Fig. 2: Swap deployment

As an additional feature — aside from modifying the local network settings — the volumes and environment variables from the Kubernetes pod are also made available for the local environment. Telepresence [18] and the Visual Studio code plug-in Bridge to Kubernetes [19] are suitable tools for swap deployment.

Another consequence of this approach needs to be mentioned. Replacing the running pod with the proxy is transparent to all developers with access to the cluster. That is, when another developer sends a request to this (replaced) pod, it also ends up in their own local development environment. Meanwhile, both tools can compensate for this behaviour by running the proxy alongside the original pod. This way, requests from fellow developers are no longer routed to the local instance. Unfortunately, telepresence requires a commercial version of the tool to do this. Bridge to Kubernetes provides this in the open-source tool as well.

Local Kubernetes cluster

Normally, the Kubernetes clusters in the cloud, in the upstream stages, are based on the specifications required for the production stage. This means that the cloud clusters for the different stages are equipped with access restrictions (RBAC, security constraints) and have a network provider that controls the network accesses within the cluster. Other restrictions have also been carried over from the production stage.

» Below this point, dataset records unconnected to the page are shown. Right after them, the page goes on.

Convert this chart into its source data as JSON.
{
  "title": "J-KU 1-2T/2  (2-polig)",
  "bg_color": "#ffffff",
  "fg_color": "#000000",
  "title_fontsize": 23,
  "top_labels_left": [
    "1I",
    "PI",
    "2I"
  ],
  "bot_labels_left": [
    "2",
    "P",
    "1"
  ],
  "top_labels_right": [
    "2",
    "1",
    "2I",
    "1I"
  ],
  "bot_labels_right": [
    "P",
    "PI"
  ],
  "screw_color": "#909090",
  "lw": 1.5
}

“Just trying something out quickly” is difficult on such systems. Local Kubernetes clusters started on the developer’s computer are far more suitable for this. The developer has full access to this local Kubernetes and can easily try out a few things. Understanding how the Kubernetes cluster works behind the scenes is much easier now. Furthermore, skipping the CI/CD server for deployment can make the developer roundtrip faster. Provided you followed the advice from earlier in the article for the CI/CD part (use identical tools for CI/CD if possible). This is not to say that development should be limited to the local cluster, because the application must eventually be able to run on the productive stage in the cloud.

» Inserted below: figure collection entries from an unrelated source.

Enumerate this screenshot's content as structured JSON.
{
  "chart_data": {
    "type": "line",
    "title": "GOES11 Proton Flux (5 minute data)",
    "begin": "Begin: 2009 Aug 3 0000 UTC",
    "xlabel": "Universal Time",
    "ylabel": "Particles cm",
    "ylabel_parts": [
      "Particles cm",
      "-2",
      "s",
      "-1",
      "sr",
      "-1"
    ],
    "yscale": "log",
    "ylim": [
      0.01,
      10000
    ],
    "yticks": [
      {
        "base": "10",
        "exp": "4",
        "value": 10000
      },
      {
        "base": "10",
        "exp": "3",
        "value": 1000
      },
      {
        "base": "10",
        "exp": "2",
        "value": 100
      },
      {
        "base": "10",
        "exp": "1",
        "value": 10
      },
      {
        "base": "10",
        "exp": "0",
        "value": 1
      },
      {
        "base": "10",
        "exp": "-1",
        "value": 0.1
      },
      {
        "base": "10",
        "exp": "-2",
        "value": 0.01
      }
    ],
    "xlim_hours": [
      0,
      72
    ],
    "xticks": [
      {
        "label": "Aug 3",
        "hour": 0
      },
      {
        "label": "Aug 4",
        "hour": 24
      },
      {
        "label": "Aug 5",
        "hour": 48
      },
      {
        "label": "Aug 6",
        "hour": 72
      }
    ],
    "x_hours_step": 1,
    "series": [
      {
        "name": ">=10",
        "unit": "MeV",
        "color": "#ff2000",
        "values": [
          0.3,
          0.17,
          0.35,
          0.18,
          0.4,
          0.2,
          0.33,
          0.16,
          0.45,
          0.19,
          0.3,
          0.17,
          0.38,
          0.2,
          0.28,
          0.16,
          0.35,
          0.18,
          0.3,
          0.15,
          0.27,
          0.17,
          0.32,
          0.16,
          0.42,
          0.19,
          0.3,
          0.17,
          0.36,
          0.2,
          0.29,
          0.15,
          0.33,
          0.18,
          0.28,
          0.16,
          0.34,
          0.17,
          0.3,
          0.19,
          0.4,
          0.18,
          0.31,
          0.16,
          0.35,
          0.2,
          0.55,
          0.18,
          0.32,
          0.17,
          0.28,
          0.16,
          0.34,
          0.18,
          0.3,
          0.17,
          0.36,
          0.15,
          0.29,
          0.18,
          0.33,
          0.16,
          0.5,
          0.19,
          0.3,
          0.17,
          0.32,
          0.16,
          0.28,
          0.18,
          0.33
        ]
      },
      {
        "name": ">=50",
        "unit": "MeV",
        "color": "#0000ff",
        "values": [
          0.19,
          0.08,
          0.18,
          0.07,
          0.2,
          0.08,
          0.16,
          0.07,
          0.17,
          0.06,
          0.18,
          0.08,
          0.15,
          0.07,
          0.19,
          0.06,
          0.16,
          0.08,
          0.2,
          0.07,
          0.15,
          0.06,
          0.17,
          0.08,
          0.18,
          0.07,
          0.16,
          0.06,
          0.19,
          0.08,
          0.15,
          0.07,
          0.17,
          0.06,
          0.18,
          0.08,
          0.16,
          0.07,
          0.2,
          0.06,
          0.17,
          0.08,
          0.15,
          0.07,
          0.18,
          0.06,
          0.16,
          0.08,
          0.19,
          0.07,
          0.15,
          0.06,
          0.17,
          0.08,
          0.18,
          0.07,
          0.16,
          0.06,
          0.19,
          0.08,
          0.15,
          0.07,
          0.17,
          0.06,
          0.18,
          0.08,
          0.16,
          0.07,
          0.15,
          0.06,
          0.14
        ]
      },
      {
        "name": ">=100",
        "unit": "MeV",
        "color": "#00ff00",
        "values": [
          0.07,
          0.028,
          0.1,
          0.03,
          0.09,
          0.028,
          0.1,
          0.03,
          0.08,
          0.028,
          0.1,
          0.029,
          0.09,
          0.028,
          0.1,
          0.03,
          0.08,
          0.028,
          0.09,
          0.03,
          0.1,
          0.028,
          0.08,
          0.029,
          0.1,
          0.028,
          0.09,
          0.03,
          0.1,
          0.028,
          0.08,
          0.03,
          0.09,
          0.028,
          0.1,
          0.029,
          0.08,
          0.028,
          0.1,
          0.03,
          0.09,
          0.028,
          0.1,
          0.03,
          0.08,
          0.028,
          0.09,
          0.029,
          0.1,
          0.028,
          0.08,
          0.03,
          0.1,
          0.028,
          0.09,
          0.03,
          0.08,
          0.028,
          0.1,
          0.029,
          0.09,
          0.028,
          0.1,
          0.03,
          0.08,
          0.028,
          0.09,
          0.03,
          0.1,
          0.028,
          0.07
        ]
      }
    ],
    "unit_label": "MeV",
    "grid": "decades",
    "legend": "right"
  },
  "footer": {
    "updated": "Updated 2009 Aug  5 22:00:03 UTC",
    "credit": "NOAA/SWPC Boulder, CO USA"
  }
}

Local Kubernetes clusters are possible with Minikube [20], DockerDesktop [21], or Kind [22], to name a few. Meanwhile, there are quite a few more such clusters, some with specialisation for specific purposes. Your own Internet research will undoubtedly be beneficial in this case.

Branch deployment

The connection of GitOps with the cloud and the new CI/CD servers now allows for so-called branch deployment. Build pipelines can be used to deploy a personal Git branch in the cloud without colliding with the actual deployment from the main branch. This allows a developer to test his changes in the cloud without interfering with other colleagues. The trick here is to dynamically create a private Kubernetes namespace that is only used for the selected Git branch. Individual tests can be done here, and when they are completed, the temporary artefacts should be cleaned up automatically. When merging the private branch, the pipeline should also remove the associated private Kubernetes namespace.

STAY TUNED

Learn more about DevOpsCon

In conclusion

This small overview of the Dev(Ops) Experience can only demonstrate how broad the topic is. In comparison to previous developments, the complexity has skyrocketed, as have the demands on development teams. Existing or newly-formed (DevOps) teams must manage a multitude of new subtasks. The transition from traditional development to the cloud is often accompanied by a steep learning curve for development teams.

The switch to cloud development cannot succeed without the right tools. It is therefore not surprising that there has been a veritable explosion of tools in this area in recent years. From where we stand today, the transformation is far from complete.

In many cases, the use of new tools is required, leaving no stone unturned. Often, a completely new toolchain is created that must work in tandem and even deal with the replacement of individual components.

All of this adds up to a completely new Dev(Ops) experience for us, with new opportunities as well as new challenges. Whatever the case may be. In any case, it’s still exciting.